Сцепив зубы, Уилл набрал в грудь побольше воздуха. В этот момент, — пронеслось в мозгу шальное, — он как никогда понимал Томаса Уолсингема.
— Прошу прощения, что отвлекаю, джентльмены, — так же холодно и негромко, невольно копируя манеры Томаса, произнес Уилл, — но Топклифф наводнил «Розу» шпионами, а внизу нас ждут его мастиффы.
***
Кит повернул голову на голос — прежде, чем его разум был вынут из тигля с раскаленным металлом, и получил первый звонкий удар чужой ревностью. Чужой ревностью, перекованной в ту, что сотрясала жилы ему самому еще недавно — и что была готова встрепенуться и поднять голову по малейшему поводу. Близость грядущей по пятам смерти обостряла чувства и чувственность. Больше всего глупостей, как известно, совершается именно перед лицом смерти, наступившей, наконец, на плащ человеческой тени — и заставившей новый скошенный ею колос опрокинуться лицом вперед.
В чьи-нибудь объятия. Из чьих-нибудь объятий.
— Здравствуй, любовь моя, — улыбнулся Кит припухшими губами, оставляя на них привкус отчаянного порыва, пригвоздившего и его, и Неда Аллена, к стене одним копьем. Взяв Неда за загривок, оттянул назад — но отталкивать не пришлось. Аллен сам отступил на шаг, напружинившись, как перед дракой — или по-мышиному торопливым, незадачливо неловким соитием в темном углу, рядом с кувшином с водой и бутылкой с пивом. — Хорошо, что ты здесь — нам нужно договориться о том, что предпринять, пока наши задницы не подожжены окончательно…
Уилл стоял в тени — а на половину его лица хлестал свет из небольшого окошка, зарешеченного деревянными прутьями. Как будто кто-то, набрав на ладонь сажи, шутки ради изгваздал его до неузнаваемости. А может, так и было — а может, лицо Кита Марло, когда он впервые в жизни поговорил с Уиллом Кемпом начистоту и без совести, выглядело точно так же.
Уилл молчал.
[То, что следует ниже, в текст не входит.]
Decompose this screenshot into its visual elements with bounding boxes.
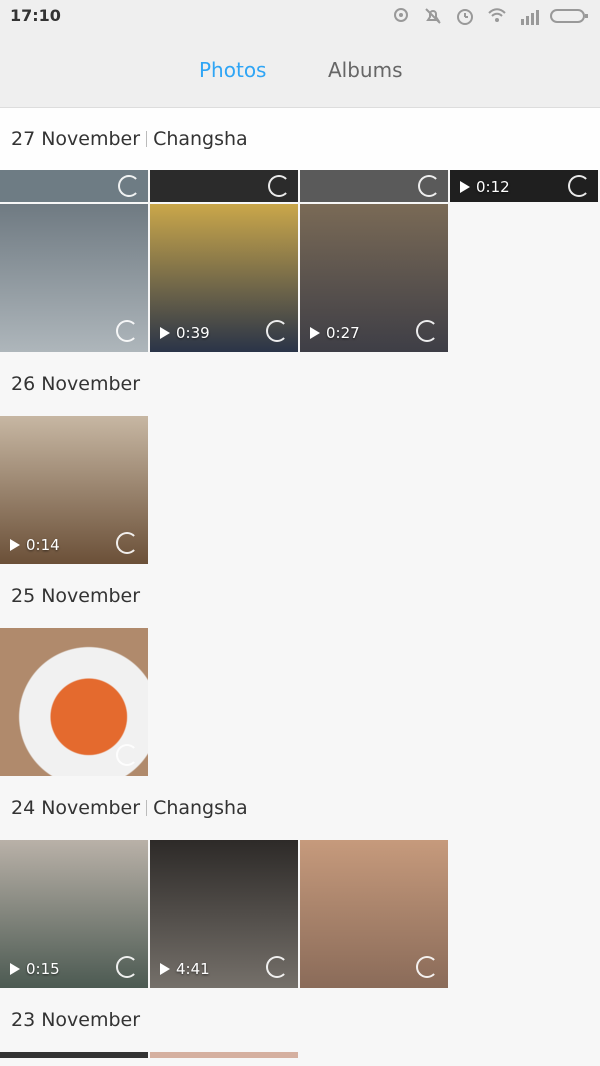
video-duration: 4:41 <box>160 960 210 978</box>
section-24-november: 24 November Changsha 0:15 4:41 <box>0 776 600 988</box>
thumbnail[interactable] <box>0 1052 148 1058</box>
sync-icon <box>416 956 438 978</box>
status-time: 17:10 <box>10 6 61 25</box>
photo-grid: 0:39 0:27 <box>0 204 600 352</box>
sync-icon <box>416 320 438 342</box>
photo-grid: 0:14 <box>0 416 600 564</box>
play-icon <box>10 963 20 975</box>
section-date: 25 November <box>11 585 141 607</box>
video-duration: 0:15 <box>10 960 60 978</box>
duration-label: 0:15 <box>26 960 60 978</box>
thumbnail[interactable]: 0:39 <box>150 204 298 352</box>
sync-icon <box>266 956 288 978</box>
play-icon <box>160 327 170 339</box>
duration-label: 0:27 <box>326 324 360 342</box>
section-header: 26 November <box>0 352 600 416</box>
sync-icon <box>116 532 138 554</box>
photo-grid <box>0 1052 600 1058</box>
duration-label: 0:12 <box>476 178 510 196</box>
duration-label: 0:14 <box>26 536 60 554</box>
thumbnail[interactable] <box>150 1052 298 1058</box>
video-duration: 0:39 <box>160 324 210 342</box>
photo-feed[interactable]: 27 November Changsha 0:12 0:39 0:27 26 N… <box>0 108 600 1066</box>
thumbnail[interactable] <box>300 840 448 988</box>
thumbnail[interactable]: 0:15 <box>0 840 148 988</box>
sync-icon <box>116 744 138 766</box>
signal-icon <box>518 5 540 27</box>
thumbnail[interactable]: 0:27 <box>300 204 448 352</box>
separator <box>146 131 148 147</box>
play-icon <box>160 963 170 975</box>
thumbnail[interactable]: 0:12 <box>450 170 598 202</box>
play-icon <box>310 327 320 339</box>
tab-albums[interactable]: Albums <box>328 58 403 82</box>
thumbnail[interactable] <box>0 170 148 202</box>
section-header: 24 November Changsha <box>0 776 600 840</box>
section-25-november: 25 November <box>0 564 600 776</box>
play-icon <box>460 181 470 193</box>
section-location: Changsha <box>153 128 248 150</box>
tab-bar: Photos Albums <box>0 34 600 108</box>
status-icons <box>390 5 590 27</box>
location-icon <box>390 5 412 27</box>
wifi-icon <box>486 5 508 27</box>
section-header: 25 November <box>0 564 600 628</box>
sync-icon <box>116 956 138 978</box>
section-header: 27 November Changsha <box>0 108 600 170</box>
status-bar: 17:10 <box>0 0 600 34</box>
sync-icon <box>268 175 290 197</box>
alarm-icon <box>454 5 476 27</box>
video-duration: 0:27 <box>310 324 360 342</box>
sync-icon <box>116 320 138 342</box>
duration-label: 0:39 <box>176 324 210 342</box>
thumbnail[interactable]: 4:41 <box>150 840 298 988</box>
section-header: 23 November <box>0 988 600 1052</box>
thumbnail[interactable] <box>150 170 298 202</box>
thumbnail[interactable] <box>0 628 148 776</box>
section-date: 23 November <box>11 1009 141 1031</box>
section-date: 24 November <box>11 797 141 819</box>
thumbnail[interactable] <box>0 204 148 352</box>
notifications-off-icon <box>422 5 444 27</box>
section-27-november: 27 November Changsha 0:12 0:39 0:27 <box>0 108 600 352</box>
video-duration: 0:12 <box>460 178 510 196</box>
section-23-november: 23 November <box>0 988 600 1058</box>
photo-grid: 0:15 4:41 <box>0 840 600 988</box>
play-icon <box>10 539 20 551</box>
tab-photos[interactable]: Photos <box>199 58 266 82</box>
duration-label: 4:41 <box>176 960 210 978</box>
section-26-november: 26 November 0:14 <box>0 352 600 564</box>
sync-icon <box>266 320 288 342</box>
video-duration: 0:14 <box>10 536 60 554</box>
battery-icon <box>550 5 590 27</box>
sync-icon <box>118 175 140 197</box>
thumb-row-top: 0:12 <box>0 170 598 202</box>
section-date: 26 November <box>11 373 141 395</box>
thumbnail[interactable]: 0:14 <box>0 416 148 564</box>
top-strip: 27 November Changsha 0:12 <box>0 108 600 202</box>
separator <box>146 800 148 816</box>
section-location: Changsha <box>153 797 248 819</box>
section-date: 27 November <box>11 128 141 150</box>
photo-grid <box>0 628 600 776</box>
sync-icon <box>418 175 440 197</box>
thumbnail[interactable] <box>300 170 448 202</box>
sync-icon <box>568 175 590 197</box>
В углах его поджатого рта проступали желваки.
— Эй, ну что ты? — бросив Неда так, словно минуту назад не целовал его, готовый если не отдаться тут же, будто прихваченная за локоть дешевая шлюшка, то пообещать осуществление самых стыдных мечтаний во плоти, Кит направился к Уиллу. Щеки и губы Неда были в размазанных по воде белилах. Белила вперемешку с пивом горчили на языке у Кита — вместе со словами, еще ночью загнанными поглубже, как голгофские гвозди. — Сейчас не время столбенеть, Уилл. Ты бы еще упрекнул меня в том, что я поцеловал твоего дружка Дика — там, на сцене. Или, точнее, он поцеловал моего героя.
Он стрельнул глазами в сторону, и заулыбался еще шире, на грани смеха. Нед Аллен позади него ударил кулаком в стенную перегородку:
— Да что ты творишь, ублюдок! Вас всех перевешают через час, если от вас что-то останется после знакомства с этими ужасными псинами, а ты — опять за свое! Сейчас — не время! Не время, усек?!